Lo cierto es que los estudios que se han realizado a este respecto no han hecho sino confirmar lo que el saber popular, el refranero, nuestras abuelas - en definitiva- lo que todo el mundo da por hecho: que la gente de mayor belleza, los guapos, reciben un trato más favorable en casi todo los apartados de vida social, desde una mayor consideración en el sistema judicial hasta el hecho de tener más probabilidad de recibir ayuda en situaciones de emergencia. Desde el hecho conocido de que los políticos atractivos son más votados – en general, el caso de Rajoy es muy especial – hasta los requisitos de las empresas de ventas a sus empleados a los que se exige una apariencia física agradable porque saben lo vulnerables que somos a este mecanismo. Desde el mundo de la publicidad, que suelen poner a personas muy atractivas al lado de los productos, hasta el periodismo televisivo, en el que los locutores no se seleccionan por su arte en dar las noticias sino por lo buenos que están. Todo esto – dicho sea de paso – teniendo en cuenta que hablamos de lo general, no de lo particular y que, en algunas ocasiones, ser guapo puede ser un inconveniente.

Las características físicas de las personas que percibimos son especialmente importantes en los primeros encuentros o cuando el contacto es superficial. De hecho estas características son esenciales para que existan contactos posteriores. Cuando conocemos a alguien evaluamos si la persona tiene interés o no para nosotros, si no lo tiene la ignoramos. Los psicólogos sociales, a los que les encanta poner etiquetas a todo, lo llaman ignorancia cognitiva. De esta manera ahorramos tiempo y esfuerzo que dedicamos a las personas que consideramos interesantes, aunque bien es verdad, perdemos muchas oportunidades de conocer a personas que merecen la pena. En este sentido este es un mecanismo muy parecido al estereotipo o al prejuicio. Las personas actuamos mediante recetas preconcebidas con el fin de tomar decisiones rápidamente y reducir el riesgo de equivocación.

Pero, ¿qué es lo que hace atractiva a una persona?. Lo primero que hay que observar es que en los parámetros de belleza influyen mucho la cultura y el momento histórico. Es bien conocido que los ideales de belleza cambian de una sociedad a otra y de un tiempo histórico a otro, basta con darse un garbeo por el Museo del Prado y echar una ojeada al cuadro de “las tres gracias” de Rubens.

Las investigaciones sociales realizadas en diversos países occidentales en el momento actual, han mostrado que en general las caras que tienen rasgos infantiles, sobre todo en las mujeres, resultan más atractivas. También se ha encontrado una preferencia generalizada hacia los rostros promedio. ¿Qué es un rostro promedio?, pues metes en el ordenador un montón de fotografías reales de personas consideradas como atractivas y la máquina elabora un retrato robot calculando una media de los rasgos presentes en dichas fotos.

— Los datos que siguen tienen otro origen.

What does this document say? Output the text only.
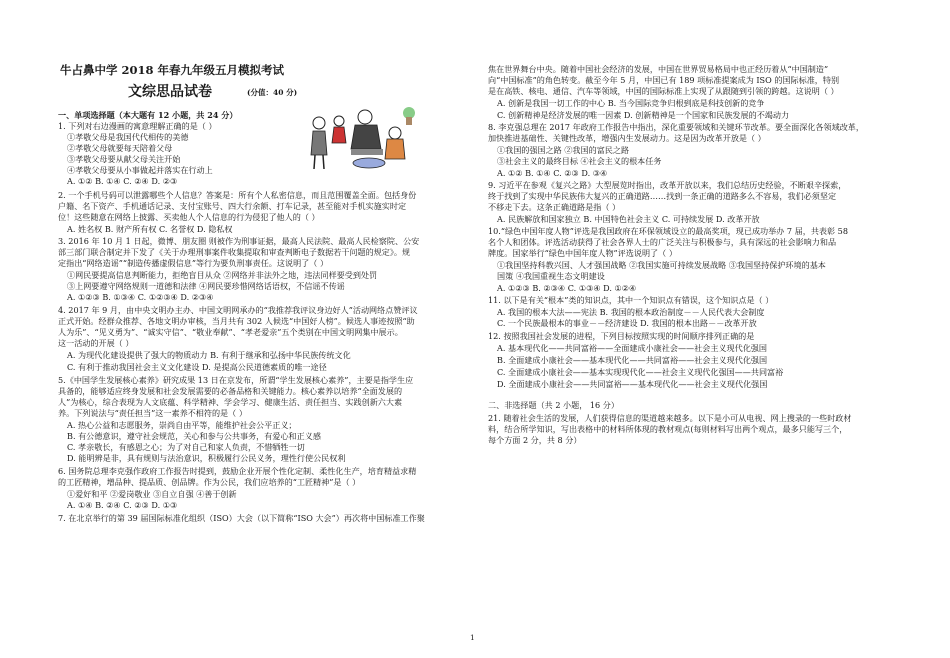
牛占鼻中学 2018 年春九年级五月模拟考试
文综思品试卷	(分值：40 分)
一、单项选择题（本大题有 12 小题，共 24 分）
1. 下列对右边漫画的寓意理解正确的是（ ）
①孝敬父母是我国代代相传的美德
②孝敬父母就要每天陪着父母
③孝敬父母要从献父母关注开始
④孝敬父母要从小事做起并落实在行动上
A. ①② B. ①④ C. ②④ D. ②③
2. 一个手机号码可以泄露哪些个人信息？答案是：所有个人私密信息，而且范围覆盖全面。包括身份
户籍、名下资产、手机通话记录、支付宝账号、四大行余额、打车记录，甚至能对手机实施实时定
位！这些随意在网络上披露、买卖他人个人信息的行为侵犯了他人的（ ）
A. 姓名权 B. 财产所有权 C. 名誉权 D. 隐私权
3. 2016 年 10 月 1 日起，微博、朋友圈 则被作为刑事证据，最高人民法院、最高人民检察院、公安
部三部门联合制定并下发了《关于办理刑事案件收集提取和审查判断电子数据若干问题的规定》。规
定指出“网络造谣”“制造传播虚假信息”等行为要负刑事责任。这说明了（ ）
①网民要提高信息判断能力，拒绝盲目从众 ②网络并非法外之地，违法同样要受到处罚
③上网要遵守网络规则一道德和法律 ④网民要珍惜网络话语权，不信谣不传谣
A. ①②③ B. ①③④ C. ①②③④ D. ②③④
4. 2017 年 9 月，由中央文明办主办、中国文明网承办的“我推荐我评议身边好人”活动网络点赞评议
正式开始。经群众推荐、各地文明办审核，当月共有 302 人候选“中国好人榜”。候选人事迹按照“助
人为乐”、“见义勇为”、“诚实守信”、“敬业奉献”、“孝老爱亲”五个类别在中国文明网集中展示。
这一活动的开展（ ）
A. 为现代化建设提供了强大的物质动力 B. 有利于继承和弘扬中华民族传统文化
C. 有利于推动我国社会主义文化建设 D. 是提高公民道德素质的唯一途径
5.《中国学生发展核心素养》研究成果 13 日在京发布，所谓“学生发展核心素养”，主要是指学生应
具备的，能够适应终身发展和社会发展需要的必备品格和关键能力。核心素养以培养“全面发展的
人”为核心，综合表现为人文底蕴、科学精神、学会学习、健康生活、责任担当、实践创新六大素
养。下列说法与“责任担当”这一素养不相符的是（ ）
A. 热心公益和志愿服务，崇尚自由平等，能维护社会公平正义；
B. 有公德意识，遵守社会规范，关心和参与公共事务，有爱心和正义感
C. 孝亲敬长，有感恩之心；为了对自己和家人负责，不惜牺牲一切
D. 能明辨是非，具有规则与法治意识，积极履行公民义务，理性行使公民权利
6. 国务院总理李克强作政府工作报告时提到，鼓励企业开展个性化定制、柔性化生产，培育精益求精
的工匠精神，增品种、提品质、创品牌。作为公民，我们应培养的“工匠精神”是（ ）
①爱好和平 ②爱岗敬业 ③自立自强 ④善于创新
A. ①④ B. ②④ C. ②③ D. ①③
7. 在北京举行的第 39 届国际标准化组织（ISO）大会（以下简称“ISO 大会”）再次将中国标准工作聚
焦在世界舞台中央。随着中国社会经济的发展，中国在世界贸易格局中也正经历着从“中国制造”
向“中国标准”的角色转变。截至今年 5 月，中国已有 189 项标准提案成为 ISO 的国际标准，特别
是在高铁、核电、通信、汽车等领域，中国的国际标准上实现了从跟随到引领的跨越。这说明（ ）
A. 创新是我国一切工作的中心 B. 当今国际竞争归根到底是科技创新的竞争
C. 创新精神是经济发展的唯一因素 D. 创新精神是一个国家和民族发展的不竭动力
8. 李克强总理在 2017 年政府工作报告中指出，深化重要领域和关键环节改革。要全面深化各领域改革，
加快推进基础性、关键性改革，增强内生发展动力。这是因为改革开放是（ ）
①我国的强国之路 ②我国的富民之路
③社会主义的最终目标 ④社会主义的根本任务
A. ①② B. ①④ C. ②③ D. ③④
9. 习近平在参观《复兴之路》大型展览时指出，改革开放以来，我们总结历史经验，不断艰辛探索，
终于找到了实现中华民族伟大复兴的正确道路……找到一条正确的道路多么不容易，我们必须坚定
不移走下去。这条正确道路是指（ ）
A. 民族解放和国家独立 B. 中国特色社会主义 C. 可持续发展 D. 改革开放
10.“绿色中国年度人物”评选是我国政府在环保领域设立的最高奖项，现已成功举办 7 届，共表彰 58
名个人和团体。评选活动获得了社会各界人士的广泛关注与积极参与，具有深远的社会影响力和品
牌度。国家举行“绿色中国年度人物”评选说明了（ ）
①我国坚持科教兴国、人才强国战略 ②我国实施可持续发展战略 ③我国坚持保护环境的基本
国策 ④我国重视生态文明建设
A. ①②③ B. ②③④ C. ①③④ D. ①②④
11. 以下是有关“根本”类的知识点，其中一个知识点有错误，这个知识点是（ ）
A. 我国的根本大法——宪法 B. 我国的根本政治制度－－人民代表大会制度
C. 一个民族最根本的事业－－经济建设 D. 我国的根本出路－－改革开放
12. 按照我国社会发展的进程，下列目标按照实现的时间顺序排列正确的是
A. 基本现代化——共同富裕——全面建成小康社会——社会主义现代化强国
B. 全面建成小康社会——基本现代化——共同富裕——社会主义现代化强国
C. 全面建成小康社会——基本实现现代化——社会主义现代化强国——共同富裕
D. 全面建成小康社会——共同富裕——基本现代化——社会主义现代化强国
二、非选择题（共 2 小题， 16 分）
21. 随着社会生活的发展，人们获得信息的渠道越来越多。以下是小可从电视、网上搜录的一些时政材
料，结合所学知识，写出表格中的材料所体现的教材观点(每则材料写出两个观点，最多只能写三个，
每个方面 2 分，共 8 分）
1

A partir de estos resultados, algunos autores sostienen que lo que hace atractivos a los rostros es que nos resulten familiares.

Otra característica física que parece influir en el atractivo físico es la estatura pero de manera diferente según se trate de varones o mujeres. Positivamente en el caso de los hombres, ellos son más atractivos cuanto más altos y, negativamente, en el caso de las mujeres. En esto de la belleza veremos que el asunto es bastante discriminatorio respecto de las mujeres. Aunque hay que señalar que en esto de la altura también hay límites, la altura excesiva hace parecer a la gente una especie de Frankestein.

La estructura corporal también es muy importante. Los hombres tienden a valorar mucho el cuerpo a la hora de evaluar a una mujer, más incluso que el rostro. Según los estudios, el atractivo decrecía mucho cuando una cara muy atractiva se correspondía con un cuerpo nada atractivo, esta falta de consonancia entre cuerpo y cara actuaba como un “factor de castigo”.

Los resultados de las investigaciones ponen de manifiesto, además, que las personas que son semejantes en procedencia étnica, geográfica, religión, nivel cultural, clase social y edad, tienden a sentirse atraídas entre sí. Aunque las razones de esta realidad pueden ser múltiples y no excluyentes. A una persona de un grupo étnico le pueden atraer personas del mismo grupo debido a procesos de asociación y refuerzo que han vinculado las características físicas a experiencias agradables o al efecto de mera exposición[i], a patrones culturales estéticos compartidos por el grupo, o – simplemente – por mera cuestión de accesibilidad, en un principio que podríamos enunciar como "mejor que me gusten los tíos/tías que tengo más cerca".

Y, ¿por qué lo atractivo resulta atractivo?. La pregunta parece una perogrullada pero si lo analizamos no lo es tanto. En nuestra sociedad existe creencia que podría enunciarse como “lo bello es bueno”. Para ello basta con examinar nuestra cultura popular, ver nuestros héroes, superhéroes, princesas presas en torreones y custodiadas por dragones,  príncipes azules, todos son guapos. En cambio nuestros villanos son feos: ogros, brujas pellejas, madrastras y malos de película. Por poner un ejemplo conocido, la virtud de las películas de Shrek, por lo que son tan divertidas y transgresoras, no es que realicen una crítica social o política, sino que subvierten esta regla cultural de que lo bueno es bello, en esta película son precisamente los feos los que son buenos, es más, la princesa sufre una trasformación de humana a ogro, de bella a fea.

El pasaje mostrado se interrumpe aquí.